I’ve been making some mechanical keyboard cases and was pushing myself to minimize bit changes when I stumbled on a potentially novel, even controversial, idea for cutting miters. I’ve done two variations with it I thought I’d share.
Here’s the big reveal: you just ramp up and down the mitered face with a parallel toolpath, miter joint facing up (vs. the intuitive way to cut this, with the miter joint facing laterally).
I wrestled with getting this quite right, as the parallel path wanted to initially ramp up the face, then move laterally onto the highest horizontal surface. It think my OG belt z-axis, the direction change, and machining both ways was enough to pull the bit slightly down into the finished surface. I posted on the Fusion360 forums for help which was… entertaining or just awful depending on my mental state. Despite the awful parts, it did confirm it was a machine issue, not Fusion360, and gave me some good ways to accomplish what I was after.
The short answer was to create an offset surface to constrain the parallel path to the miter itself, allowing my facing operation to take the top to the final height. The other thing I tried with great success was cutting miter key slots in situ vs. after the fact. For those unfamiliar, you usually complete your masterpiece (in this case a chess board), then you get to run it on a sled and fear blowing it at this late stage in the game!
With those slots cut, you get some wood and insert it into the slots, then plane/sand flush. This adds a great deal of strength, as miter joints are end grain to end grain, and this adds a decent bit of face grain glue surface to the joint.
I wondered about just cutting them on the CNC, which this orientation allows for. Worked great! I used a 3d contour toolpath and a 2mm bit.
Here’s a couple of in process shots. I used an adaptive path to first stair step the miter, then let the parallel do its thing.
Here’s some pics of assembly. Because the miter key slots already exist, they can be used for alignment during glue up, which helps a ton. I also made some right angle braces to help keep everything in alignment. For smallish things, rubber bands work great, and the braces + binder clips are great for an added sense of security.
Depending on how deep you cut them, the only downside is you’ll either have to limit the width, or accept that the slot will be visible on the inside of the case due to how they are cut. For illustration:
The joint on the left is what would typically be cut. Cutting these miter-up yields a square pocket in the piece on the right. Both have the same amount of “meat” left right at the inside of the miter joint, so you see what the max key size would be using each method. In addition, the pocket on the left will be fully filled with glue/wood. One could insert a square into the right pocket, however in my case I was fine with just a triangle, which left some of the pocket empty.
If you make a bigger key slot, you’ll see it from the inside, but it didn’t bother me and I think it looked kind of cool.

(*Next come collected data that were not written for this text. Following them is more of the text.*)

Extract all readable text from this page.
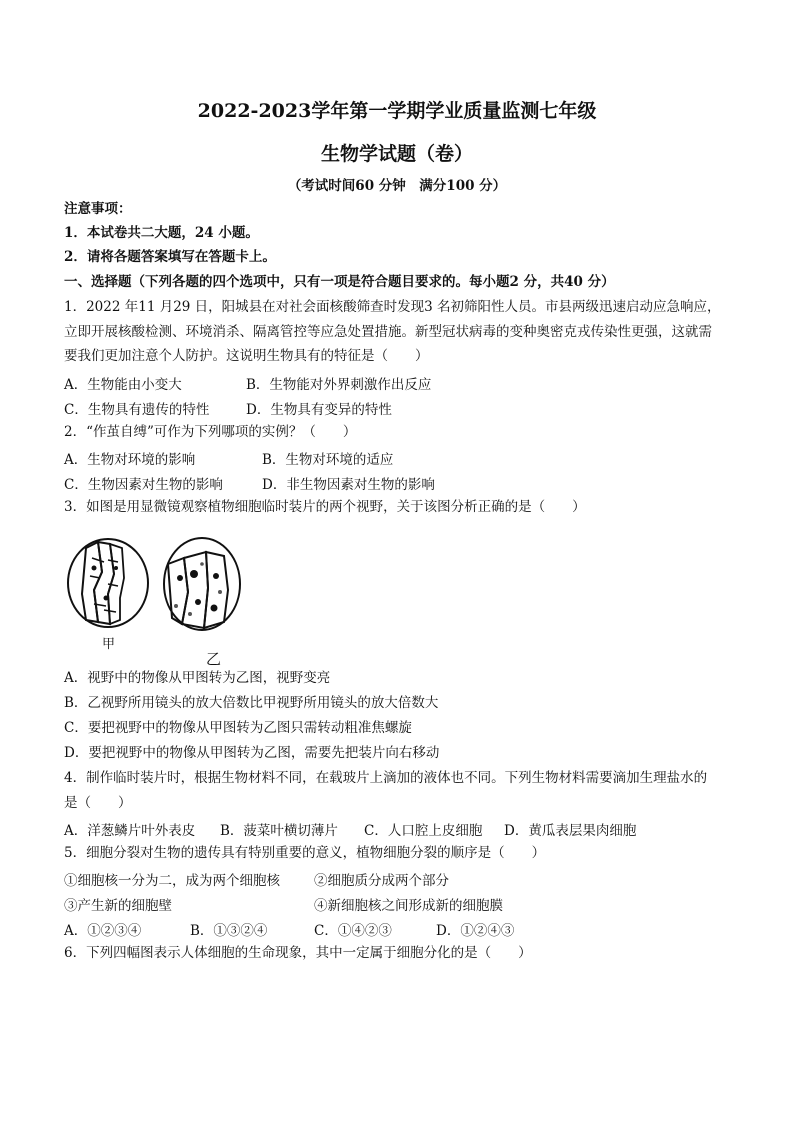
2022-2023学年第一学期学业质量监测七年级
生物学试题（卷）
（考试时间60 分钟　满分100 分）
注意事项：
1．本试卷共二大题，24 小题。
2．请将各题答案填写在答题卡上。
一、选择题（下列各题的四个选项中，只有一项是符合题目要求的。每小题2 分，共40 分）
1．2022 年11 月29 日，阳城县在对社会面核酸筛查时发现3 名初筛阳性人员。市县两级迅速启动应急响应，
立即开展核酸检测、环境消杀、隔离管控等应急处置措施。新型冠状病毒的变种奥密克戎传染性更强，这就需
要我们更加注意个人防护。这说明生物具有的特征是（　　）
A．生物能由小变大	B．生物能对外界刺激作出反应
C．生物具有遗传的特性	D．生物具有变异的特性
2．“作茧自缚”可作为下列哪项的实例？（　　）
A．生物对环境的影响	B．生物对环境的适应
C．生物因素对生物的影响	D．非生物因素对生物的影响
3．如图是用显微镜观察植物细胞临时装片的两个视野，关于该图分析正确的是（　　）
甲
乙
A．视野中的物像从甲图转为乙图，视野变亮
B．乙视野所用镜头的放大倍数比甲视野所用镜头的放大倍数大
C．要把视野中的物像从甲图转为乙图只需转动粗准焦螺旋
D．要把视野中的物像从甲图转为乙图，需要先把装片向右移动
4．制作临时装片时，根据生物材料不同，在载玻片上滴加的液体也不同。下列生物材料需要滴加生理盐水的
是（　　）
A．洋葱鳞片叶外表皮 B．菠菜叶横切薄片 C．人口腔上皮细胞 D．黄瓜表层果肉细胞
5．细胞分裂对生物的遗传具有特别重要的意义，植物细胞分裂的顺序是（　　）
①细胞核一分为二，成为两个细胞核	②细胞质分成两个部分
③产生新的细胞壁	④新细胞核之间形成新的细胞膜
A．①②③④	B．①③②④	C．①④②③	D．①②④③
6．下列四幅图表示人体细胞的生命现象，其中一定属于细胞分化的是（　　）
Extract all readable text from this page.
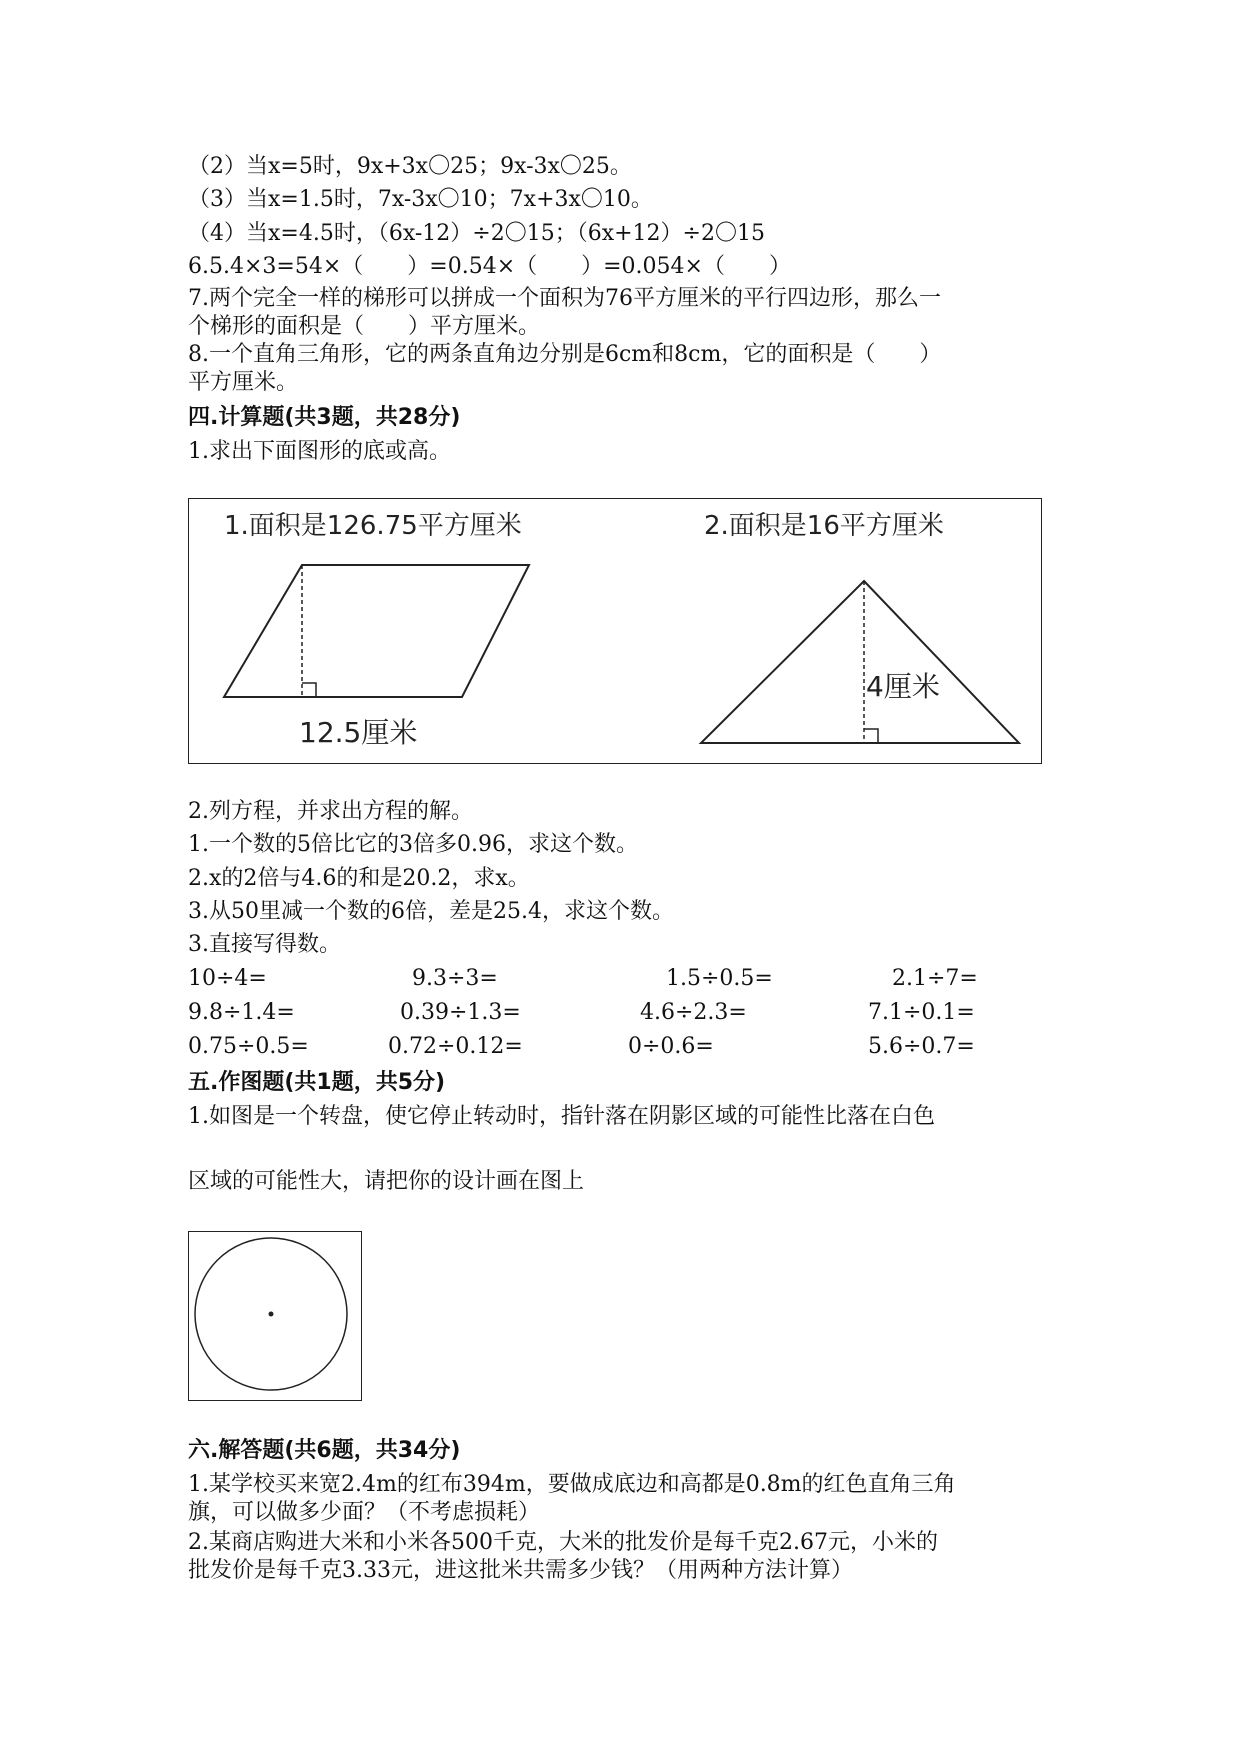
（2）当x=5时，9x+3x〇25；9x-3x〇25。

（3）当x=1.5时，7x-3x〇10；7x+3x〇10。

（4）当x=4.5时，（6x-12）÷2〇15；（6x+12）÷2〇15

6.5.4×3=54×（　　）=0.54×（　　）=0.054×（　　）

7.两个完全一样的梯形可以拼成一个面积为76平方厘米的平行四边形，那么一

个梯形的面积是（　　）平方厘米。

8.一个直角三角形，它的两条直角边分别是6cm和8cm，它的面积是（　　）

平方厘米。

四.计算题(共3题，共28分)

1.求出下面图形的底或高。

1.面积是126.75平方厘米	2.面积是16平方厘米
12.5厘米
4厘米

2.列方程，并求出方程的解。

1.一个数的5倍比它的3倍多0.96，求这个数。

2.x的2倍与4.6的和是20.2，求x。

3.从50里减一个数的6倍，差是25.4，求这个数。

3.直接写得数。

10÷4=	9.3÷3=	1.5÷0.5=	2.1÷7=
9.8÷1.4=	0.39÷1.3=	4.6÷2.3=	7.1÷0.1=
0.75÷0.5=	0.72÷0.12=	0÷0.6=	5.6÷0.7=

五.作图题(共1题，共5分)

1.如图是一个转盘，使它停止转动时，指针落在阴影区域的可能性比落在白色

区域的可能性大，请把你的设计画在图上

六.解答题(共6题，共34分)

1.某学校买来宽2.4m的红布394m，要做成底边和高都是0.8m的红色直角三角

旗，可以做多少面？（不考虑损耗）

2.某商店购进大米和小米各500千克，大米的批发价是每千克2.67元，小米的

批发价是每千克3.33元，进这批米共需多少钱？（用两种方法计算）
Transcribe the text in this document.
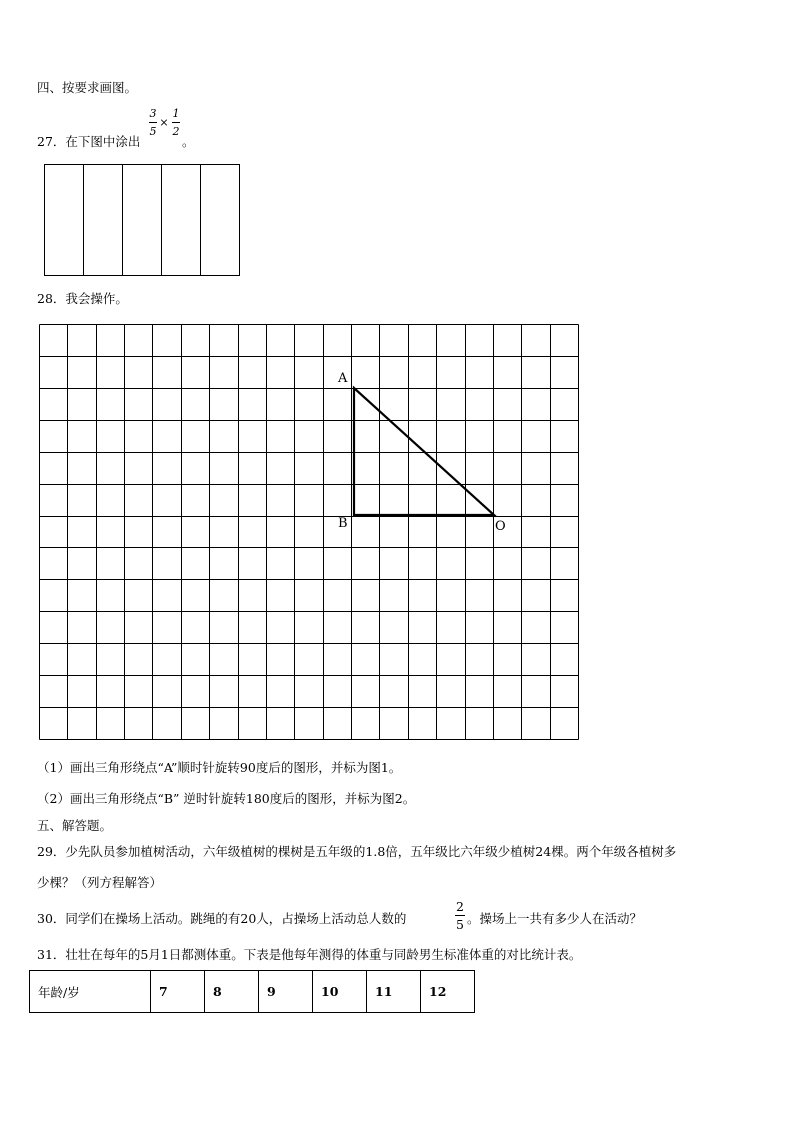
四、按要求画图。
27．在下图中涂出
3
5
×
1
2
。
28．我会操作。
A
B	O
（1）画出三角形绕点“A”顺时针旋转90度后的图形，并标为图1。
（2）画出三角形绕点“B” 逆时针旋转180度后的图形，并标为图2。
五、解答题。
29．少先队员参加植树活动，六年级植树的棵树是五年级的1.8倍，五年级比六年级少植树24棵。两个年级各植树多
少棵？（列方程解答）
30．同学们在操场上活动。跳绳的有20人，占操场上活动总人数的
2
5 。操场上一共有多少人在活动？
31．壮壮在每年的5月1日都测体重。下表是他每年测得的体重与同龄男生标准体重的对比统计表。
年龄/岁	7	8	9	10	11	12
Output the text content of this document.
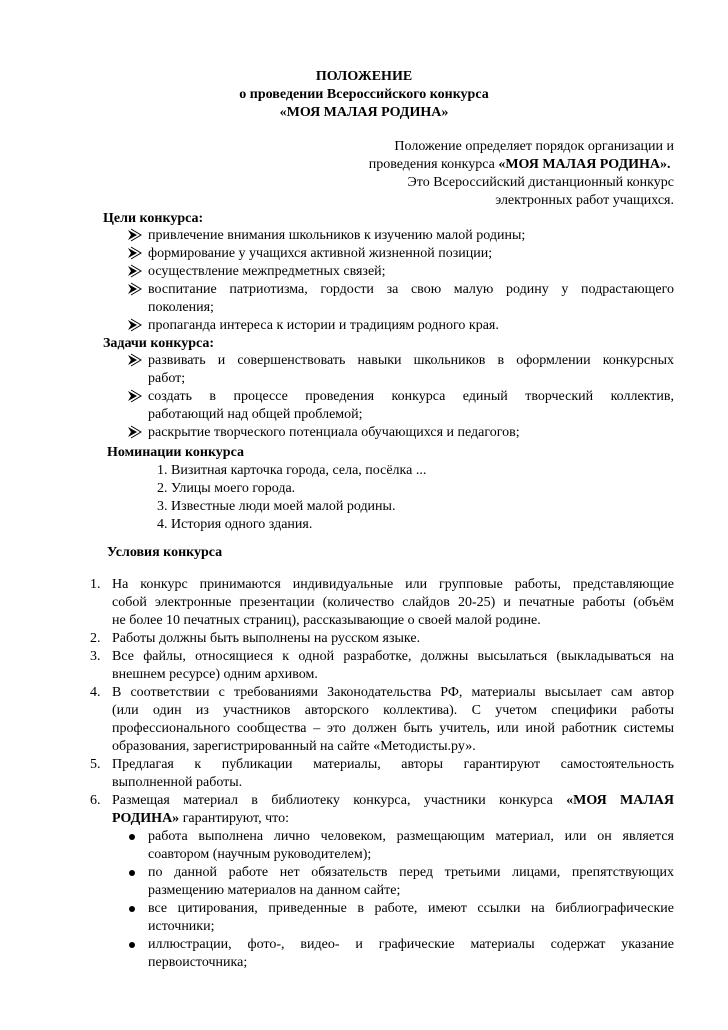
ПОЛОЖЕНИЕ
о проведении Всероссийского конкурса
«МОЯ МАЛАЯ РОДИНА»
Положение определяет порядок организации и
проведения конкурса «МОЯ МАЛАЯ РОДИНА».
Это Всероссийский дистанционный конкурс
электронных работ учащихся.
Цели конкурса:
привлечение внимания школьников к изучению малой родины;
формирование у учащихся активной жизненной позиции;
осуществление межпредметных связей;
воспитание патриотизма, гордости за свою малую родину у подрастающего
поколения;
пропаганда интереса к истории и традициям родного края.
Задачи конкурса:
развивать и совершенствовать навыки школьников в оформлении конкурсных
работ;
создать в процессе проведения конкурса единый творческий коллектив,
работающий над общей проблемой;
раскрытие творческого потенциала обучающихся и педагогов;
Номинации конкурса
1. Визитная карточка города, села, посёлка ...
2. Улицы моего города.
3. Известные люди моей малой родины.
4. История одного здания.
Условия конкурса
1. На конкурс принимаются индивидуальные или групповые работы, представляющие
собой электронные презентации (количество слайдов 20-25) и печатные работы (объём
не более 10 печатных страниц), рассказывающие о своей малой родине.
2. Работы должны быть выполнены на русском языке.
3. Все файлы, относящиеся к одной разработке, должны высылаться (выкладываться на
внешнем ресурсе) одним архивом.
4. В соответствии с требованиями Законодательства РФ, материалы высылает сам автор
(или один из участников авторского коллектива). С учетом специфики работы
профессионального сообщества – это должен быть учитель, или иной работник системы
образования, зарегистрированный на сайте «Методисты.ру».
5. Предлагая к публикации материалы, авторы гарантируют самостоятельность
выполненной работы.
6. Размещая материал в библиотеку конкурса, участники конкурса «МОЯ МАЛАЯ
РОДИНА» гарантируют, что:
работа выполнена лично человеком, размещающим материал, или он является
соавтором (научным руководителем);
по данной работе нет обязательств перед третьими лицами, препятствующих
размещению материалов на данном сайте;
все цитирования, приведенные в работе, имеют ссылки на библиографические
источники;
иллюстрации, фото-, видео- и графические материалы содержат указание
первоисточника;
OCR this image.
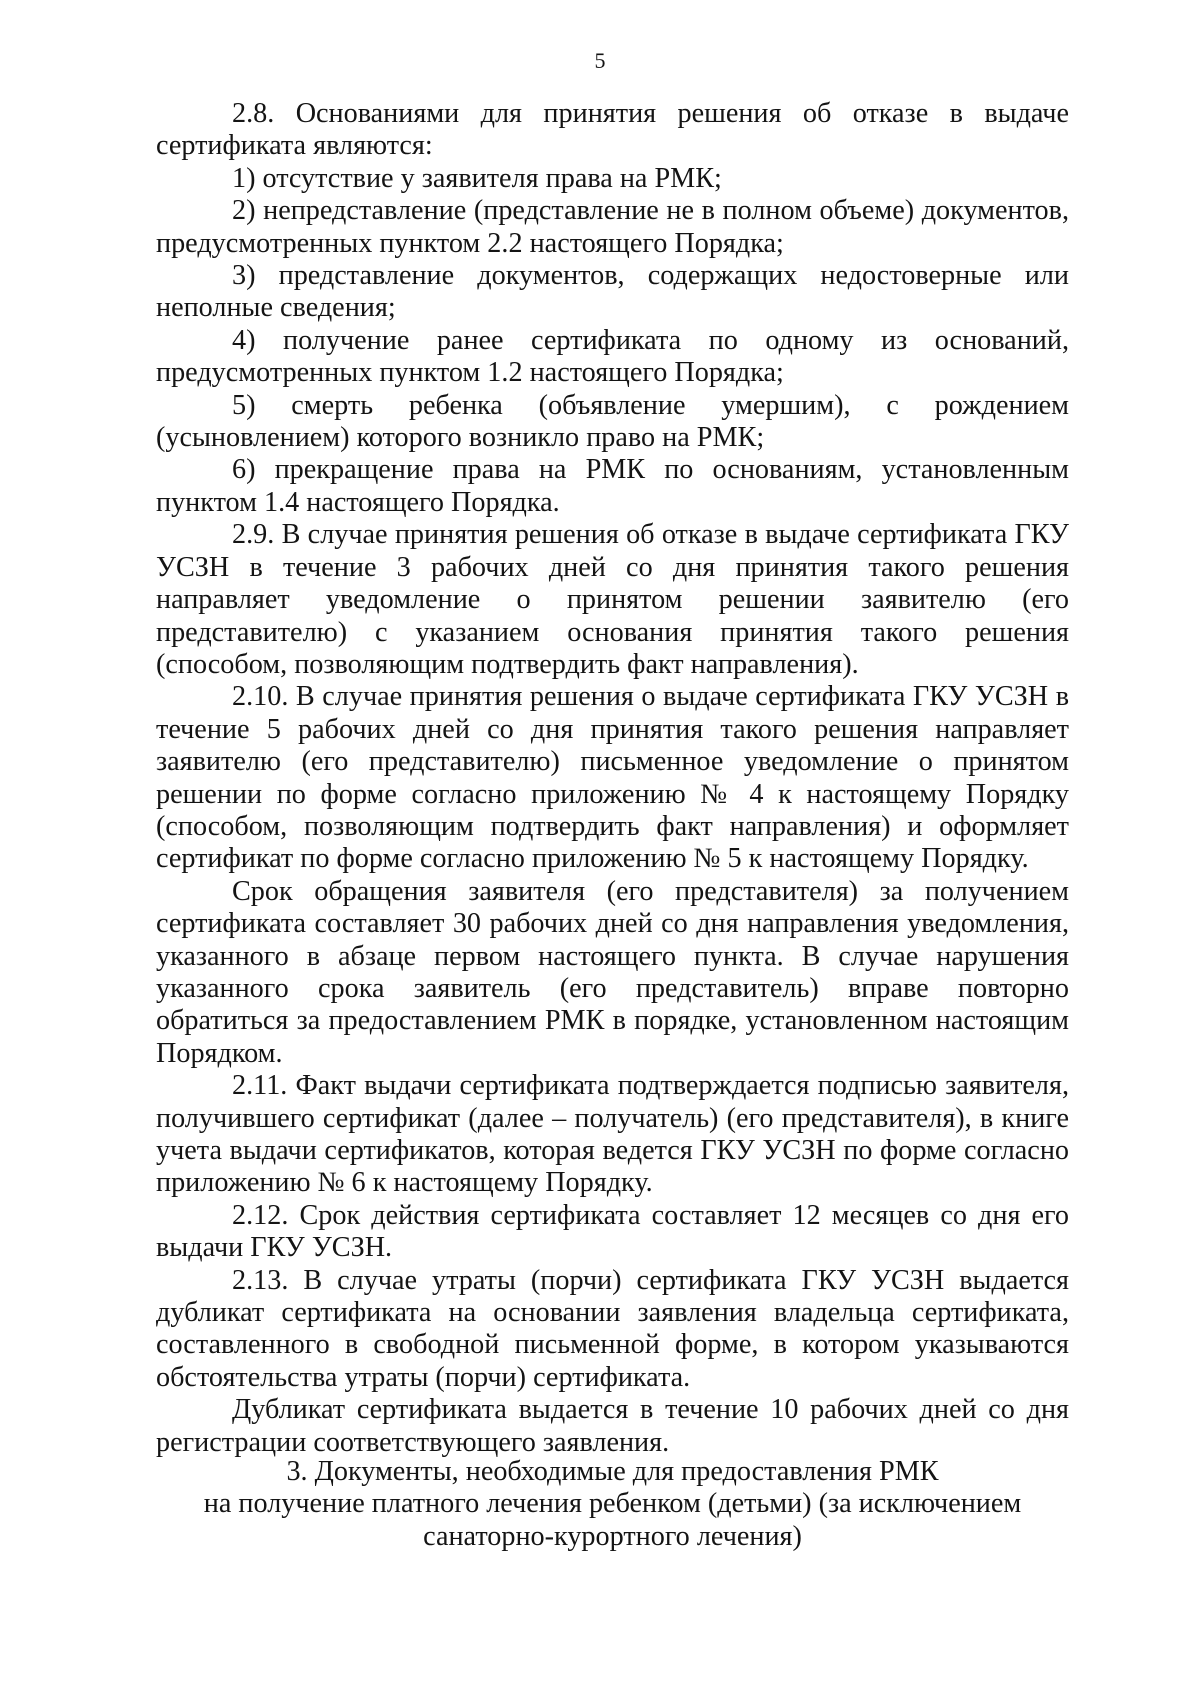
5

2.8. Основаниями для принятия решения об отказе в выдаче сертификата являются:

1) отсутствие у заявителя права на РМК;

2) непредставление (представление не в полном объеме) документов, предусмотренных пунктом 2.2 настоящего Порядка;

3) представление документов, содержащих недостоверные или неполные сведения;

4) получение ранее сертификата по одному из оснований, предусмотренных пунктом 1.2 настоящего Порядка;

5) смерть ребенка (объявление умершим), с рождением (усыновлением) которого возникло право на РМК;

6) прекращение права на РМК по основаниям, установленным пунктом 1.4 настоящего Порядка.

2.9. В случае принятия решения об отказе в выдаче сертификата ГКУ УСЗН в течение 3 рабочих дней со дня принятия такого решения направляет уведомление о принятом решении заявителю (его представителю) с указанием основания принятия такого решения (способом, позволяющим подтвердить факт направления).

2.10. В случае принятия решения о выдаче сертификата ГКУ УСЗН в течение 5 рабочих дней со дня принятия такого решения направляет заявителю (его представителю) письменное уведомление о принятом решении по форме согласно приложению № 4 к настоящему Порядку (способом, позволяющим подтвердить факт направления) и оформляет сертификат по форме согласно приложению № 5 к настоящему Порядку.

Срок обращения заявителя (его представителя) за получением сертификата составляет 30 рабочих дней со дня направления уведомления, указанного в абзаце первом настоящего пункта. В случае нарушения указанного срока заявитель (его представитель) вправе повторно обратиться за предоставлением РМК в порядке, установленном настоящим Порядком.

2.11. Факт выдачи сертификата подтверждается подписью заявителя, получившего сертификат (далее – получатель) (его представителя), в книге учета выдачи сертификатов, которая ведется ГКУ УСЗН по форме согласно приложению № 6 к настоящему Порядку.

2.12. Срок действия сертификата составляет 12 месяцев со дня его выдачи ГКУ УСЗН.

2.13. В случае утраты (порчи) сертификата ГКУ УСЗН выдается дубликат сертификата на основании заявления владельца сертификата, составленного в свободной письменной форме, в котором указываются обстоятельства утраты (порчи) сертификата.

Дубликат сертификата выдается в течение 10 рабочих дней со дня регистрации соответствующего заявления.

3. Документы, необходимые для предоставления РМК
на получение платного лечения ребенком (детьми) (за исключением
санаторно-курортного лечения)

For a final idea, I was up late one night and incorporating the key into a piece came to me. This could fully fill the void and eliminate the need for separate keys. Here’s what I was thinking out loud on my whiteboard.
In addition to not needing to make keys, it also has the advantage of registering 90 deg corners, at least in theory. The face of that “nub” will press on the inside face of the groove. One downside is the joint won’t be symmetric. The key will only be visible on one face per corner, however one could make pieces that are male/male and two that are female/female, and at least the piece overall would be symmetric. I also haven’t wrapped my mind around if this is e.g. 1/2 the strength of a key that spans both pieces.
I could foresee that both the male/female pieces would end up with concave radii due to the bit and would therefore require matching convex radii on the mating geometry for clearance (labeled A and B here). That said, the way CAD terminates two fillets made for some weird geometry, so ultimately I ended up cutting a portion out of the male bit to preserve the sharp intersection of the inside flat surface of the frame and the miter itself. Here’s what they ended up looking like:
I was… freaking thrilled. This worked so well and the miters were some of the best I’ve ever made via any method. There is a hairline gap between the built-in key and the slot which is either due to slight machine inconsistencies or perhaps flex in these small pieces during cutting. They are only ~8mm wide, and this would be the surface adhered to my waste board using tape/glue. It was easily filled with glue and sawdust (look hard at the left side of the picture of the below).
While we’re at it, here’s a cool site with a ton of various CNC joints. I didn’t see the above, but it has a bunch other others I’m now pondering and might be useful to others here.
Alright, hope that helps and maybe gives some cool ideas to others!